When she saw the Wrecking Balm Tattoo Removal commercial enough times, she bought the $170 product hoping it would help.

Using a gel, cream and buffer three minutes a day, three days a week, and the Wrecking Balm says it removes the tattoo.

"It's really easy," Lutes said. "You just put the cream on and buff away."

No doctor appointment and no pain from laser treatment is OK with Lutes, a busy mom.
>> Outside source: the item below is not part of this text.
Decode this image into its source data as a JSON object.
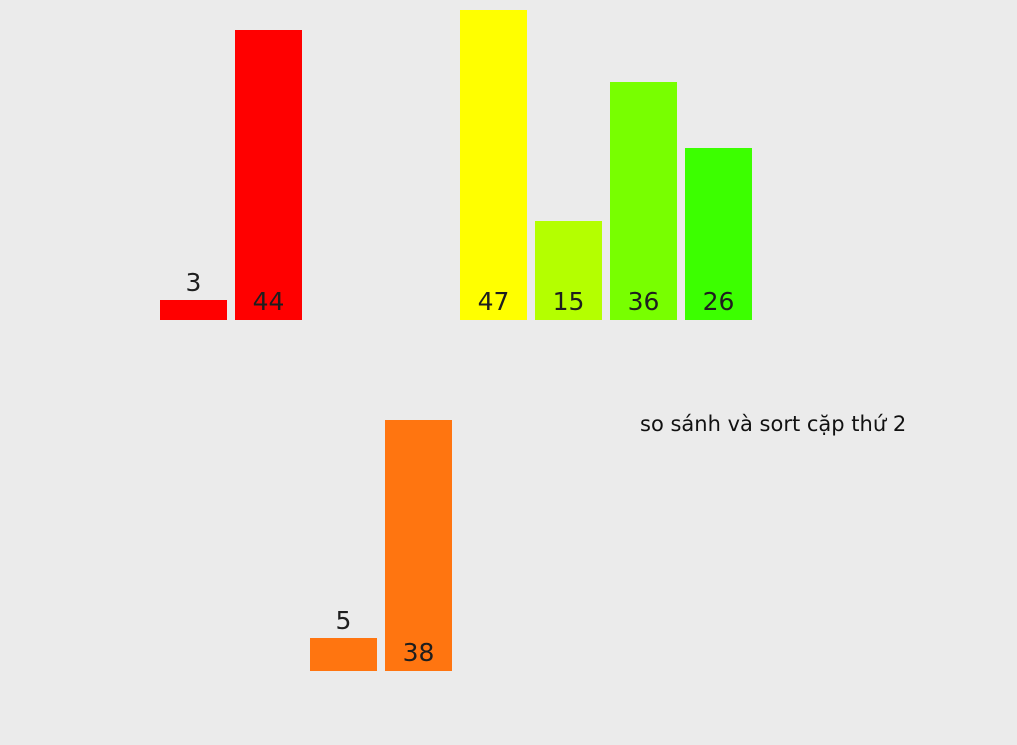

Initially, Lutes noticed the Wrecking Balm buffer seemed to blur the edges of the tattoo.

"Just a vibration feeling. It does feel gritty because the substance is gritty," Lutes said of the buffer, which seems like a microdermabrasion kit. "Like sandpaper on your skin and doesn't really hurt or anything."

Lutes hopes the tattoos will clear up in time for a ceremony where she and her husband will renew their wedding vows. She's noticed the included Wrecking Balm waterproof concealer seems to help in the meantime. She hopes in time she won't even have anything to cover up at all.

"It shows it fading, almost completely gone," Lutes explained. "If you continue to use it, they said it will completely fade it."

The timeline the company puts out is two months, but three months later: "It looks like it might have faded on one little strip," Lutes said. "I can't tell any difference at all."

There is a difference: added redness from the irritation caused after Lutes used it the required amount of times for three months. The tattoos are still completely there.

"I've used it three times a week; I've done it every other day, but it gives me irritation," she said.

Now Lutes is considering the more expensive laser treatments.

Dr. Troy Major of ENT Consultants says the rotating head of the buffer may take away the top layer of a tattoo, but professional-grade tattoos usually go much further than that, making it harder to remove.

Lasers help by breaking down the dyes, sending them out through your immune system where white blood cells push it out.

"Lasers have to recognize over 100 dyes and colors, and those can be mixed," he explained.

Major noted green dye is the hardest to remove, while black is the easiest. But the treatments can hurt, they're expensive and it may take several sessions before you see results. Even then, some tattoos might not fully go away. Major says though, lasers work much, much better than a product like this, among other options.

"For the money I paid, I would have rather done laser treatments," Lutes admitted. "But the concealer is the plus out of this."

The positive response from the concealer keeps her from completely failing this product, despite the bad customer service she says she also received from the company.

"I think it's a gimmick," she concluded. "The concealer is the only thing out of it, at least a D-minus if not a grade 'F.'"

The Wrecking Balm crashes and burns, failing this Does it Work test.